A cross-section of the people who have been phoning-in into local radio programmes since the demise of the deceased tax and law professor say there is no way that this sad and sudden incident would alter their avowed decision to vote for the New Patriotic Party and its flag bearer, Nana Addo Dankwa Akufo-Addo.
The ruling National Democratic congress, they say, would therefore be highly disappointed if it expects President Mills’ death to fetch them any sympathy votes in Sekondi-Takoradi area.
This outburst put to rest speculations in the metropolis that, moved by President Mills’ death, the residents would have sympathy for his party and retain it in power during the polls.
The callers maintain they are still very angry with the ruling NDC for mismanaging the Ghanaian economy and would therefore show the late former President’s party the exit come December.

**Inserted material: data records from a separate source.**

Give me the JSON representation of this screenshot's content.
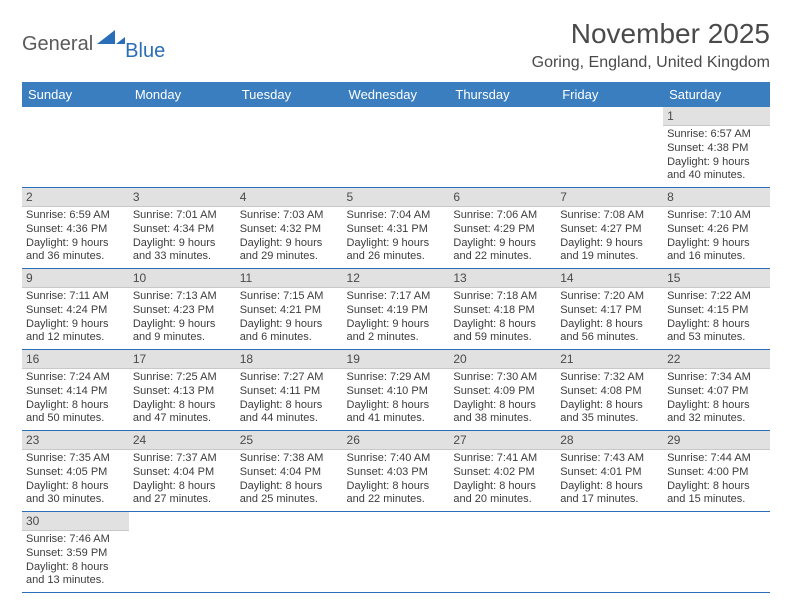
{
  "logo": {
    "general": "General",
    "blue": "Blue"
  },
  "title": "November 2025",
  "location": "Goring, England, United Kingdom",
  "colors": {
    "header_bg": "#3a7ec0",
    "daynum_bg": "#e1e1e1",
    "row_border": "#2a6db8",
    "text": "#3c3c3c"
  },
  "typography": {
    "title_fontsize": 28,
    "location_fontsize": 16,
    "header_fontsize": 13,
    "daynum_fontsize": 12,
    "info_fontsize": 11
  },
  "weekdays": [
    "Sunday",
    "Monday",
    "Tuesday",
    "Wednesday",
    "Thursday",
    "Friday",
    "Saturday"
  ],
  "weeks": [
    [
      null,
      null,
      null,
      null,
      null,
      null,
      {
        "n": "1",
        "sr": "Sunrise: 6:57 AM",
        "ss": "Sunset: 4:38 PM",
        "dl": "Daylight: 9 hours and 40 minutes."
      }
    ],
    [
      {
        "n": "2",
        "sr": "Sunrise: 6:59 AM",
        "ss": "Sunset: 4:36 PM",
        "dl": "Daylight: 9 hours and 36 minutes."
      },
      {
        "n": "3",
        "sr": "Sunrise: 7:01 AM",
        "ss": "Sunset: 4:34 PM",
        "dl": "Daylight: 9 hours and 33 minutes."
      },
      {
        "n": "4",
        "sr": "Sunrise: 7:03 AM",
        "ss": "Sunset: 4:32 PM",
        "dl": "Daylight: 9 hours and 29 minutes."
      },
      {
        "n": "5",
        "sr": "Sunrise: 7:04 AM",
        "ss": "Sunset: 4:31 PM",
        "dl": "Daylight: 9 hours and 26 minutes."
      },
      {
        "n": "6",
        "sr": "Sunrise: 7:06 AM",
        "ss": "Sunset: 4:29 PM",
        "dl": "Daylight: 9 hours and 22 minutes."
      },
      {
        "n": "7",
        "sr": "Sunrise: 7:08 AM",
        "ss": "Sunset: 4:27 PM",
        "dl": "Daylight: 9 hours and 19 minutes."
      },
      {
        "n": "8",
        "sr": "Sunrise: 7:10 AM",
        "ss": "Sunset: 4:26 PM",
        "dl": "Daylight: 9 hours and 16 minutes."
      }
    ],
    [
      {
        "n": "9",
        "sr": "Sunrise: 7:11 AM",
        "ss": "Sunset: 4:24 PM",
        "dl": "Daylight: 9 hours and 12 minutes."
      },
      {
        "n": "10",
        "sr": "Sunrise: 7:13 AM",
        "ss": "Sunset: 4:23 PM",
        "dl": "Daylight: 9 hours and 9 minutes."
      },
      {
        "n": "11",
        "sr": "Sunrise: 7:15 AM",
        "ss": "Sunset: 4:21 PM",
        "dl": "Daylight: 9 hours and 6 minutes."
      },
      {
        "n": "12",
        "sr": "Sunrise: 7:17 AM",
        "ss": "Sunset: 4:19 PM",
        "dl": "Daylight: 9 hours and 2 minutes."
      },
      {
        "n": "13",
        "sr": "Sunrise: 7:18 AM",
        "ss": "Sunset: 4:18 PM",
        "dl": "Daylight: 8 hours and 59 minutes."
      },
      {
        "n": "14",
        "sr": "Sunrise: 7:20 AM",
        "ss": "Sunset: 4:17 PM",
        "dl": "Daylight: 8 hours and 56 minutes."
      },
      {
        "n": "15",
        "sr": "Sunrise: 7:22 AM",
        "ss": "Sunset: 4:15 PM",
        "dl": "Daylight: 8 hours and 53 minutes."
      }
    ],
    [
      {
        "n": "16",
        "sr": "Sunrise: 7:24 AM",
        "ss": "Sunset: 4:14 PM",
        "dl": "Daylight: 8 hours and 50 minutes."
      },
      {
        "n": "17",
        "sr": "Sunrise: 7:25 AM",
        "ss": "Sunset: 4:13 PM",
        "dl": "Daylight: 8 hours and 47 minutes."
      },
      {
        "n": "18",
        "sr": "Sunrise: 7:27 AM",
        "ss": "Sunset: 4:11 PM",
        "dl": "Daylight: 8 hours and 44 minutes."
      },
      {
        "n": "19",
        "sr": "Sunrise: 7:29 AM",
        "ss": "Sunset: 4:10 PM",
        "dl": "Daylight: 8 hours and 41 minutes."
      },
      {
        "n": "20",
        "sr": "Sunrise: 7:30 AM",
        "ss": "Sunset: 4:09 PM",
        "dl": "Daylight: 8 hours and 38 minutes."
      },
      {
        "n": "21",
        "sr": "Sunrise: 7:32 AM",
        "ss": "Sunset: 4:08 PM",
        "dl": "Daylight: 8 hours and 35 minutes."
      },
      {
        "n": "22",
        "sr": "Sunrise: 7:34 AM",
        "ss": "Sunset: 4:07 PM",
        "dl": "Daylight: 8 hours and 32 minutes."
      }
    ],
    [
      {
        "n": "23",
        "sr": "Sunrise: 7:35 AM",
        "ss": "Sunset: 4:05 PM",
        "dl": "Daylight: 8 hours and 30 minutes."
      },
      {
        "n": "24",
        "sr": "Sunrise: 7:37 AM",
        "ss": "Sunset: 4:04 PM",
        "dl": "Daylight: 8 hours and 27 minutes."
      },
      {
        "n": "25",
        "sr": "Sunrise: 7:38 AM",
        "ss": "Sunset: 4:04 PM",
        "dl": "Daylight: 8 hours and 25 minutes."
      },
      {
        "n": "26",
        "sr": "Sunrise: 7:40 AM",
        "ss": "Sunset: 4:03 PM",
        "dl": "Daylight: 8 hours and 22 minutes."
      },
      {
        "n": "27",
        "sr": "Sunrise: 7:41 AM",
        "ss": "Sunset: 4:02 PM",
        "dl": "Daylight: 8 hours and 20 minutes."
      },
      {
        "n": "28",
        "sr": "Sunrise: 7:43 AM",
        "ss": "Sunset: 4:01 PM",
        "dl": "Daylight: 8 hours and 17 minutes."
      },
      {
        "n": "29",
        "sr": "Sunrise: 7:44 AM",
        "ss": "Sunset: 4:00 PM",
        "dl": "Daylight: 8 hours and 15 minutes."
      }
    ],
    [
      {
        "n": "30",
        "sr": "Sunrise: 7:46 AM",
        "ss": "Sunset: 3:59 PM",
        "dl": "Daylight: 8 hours and 13 minutes."
      },
      null,
      null,
      null,
      null,
      null,
      null
    ]
  ]
}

They contend that President Mills’ death has not in any way changed the fortunes of the country and that Ghana remains the same since that black Tuesday. To them, high cost of living, exorbitant school fees, near collapse of the National Health Insurance Scheme and payment of huge and unrealistic judgement debts which President Mills presided over, still stare Ghanaians in the face.
Consequently, the people say they do not see the sense and wisdom in retaining this ‘incompetent government’ in power, stressing that there is absolutely nothing that the newly sworn -in president, John Dramani Mahama, and his vice, Paa Kwesi Bekoe Ammissah-Arthur, could do overnight to reverse the mess that Ghana has found itself in the last three and a half years.

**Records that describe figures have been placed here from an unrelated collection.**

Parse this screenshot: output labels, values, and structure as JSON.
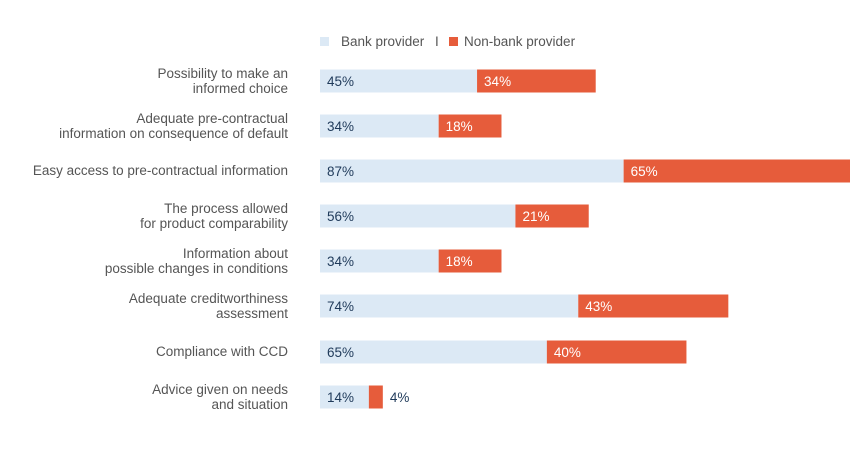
{
  "chart_data": {
    "type": "bar",
    "stacked": true,
    "orientation": "horizontal",
    "categories": [
      "Possibility to make an|informed choice",
      "Adequate pre-contractual|information on consequence of default",
      "Easy access to pre-contractual information",
      "The process allowed|for product comparability",
      "Information about|possible changes in conditions",
      "Adequate creditworthiness|assessment",
      "Compliance with CCD",
      "Advice given on needs|and situation"
    ],
    "series": [
      {
        "name": "Bank provider",
        "color": "#dce9f5",
        "label_color": "#1f3a5a",
        "values": [
          45,
          34,
          87,
          56,
          34,
          74,
          65,
          14
        ],
        "labels": [
          "45%",
          "34%",
          "87%",
          "56%",
          "34%",
          "74%",
          "65%",
          "14%"
        ]
      },
      {
        "name": "Non-bank provider",
        "color": "#e65c3b",
        "label_color": "#ffffff",
        "values": [
          34,
          18,
          65,
          21,
          18,
          43,
          40,
          4
        ],
        "labels": [
          "34%",
          "18%",
          "65%",
          "21%",
          "18%",
          "43%",
          "40%",
          "4%"
        ]
      }
    ],
    "legend": {
      "position": "top",
      "separator": "I"
    },
    "grid": false
  }
}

They say the country’s custom and traditions forbid making unpalatable comments about the dead and would therefore not be too hard on the deceased president.
Some of the angry callers, who continue to express disgust at the ‘deceptive nature’ of President Mahama, entertain fears that he may run the nation on the altar of lies and unfulfilled promises.
It may be recalled that during the 2008 electioneering campaign, President Mahama, as the then presidential running mate, promised the chiefs and people of the Western Region that an NDC government would put aside ten percent of the oil revenue for development of the region. He, however, denied ever making that promise when the people started agitating for that fund.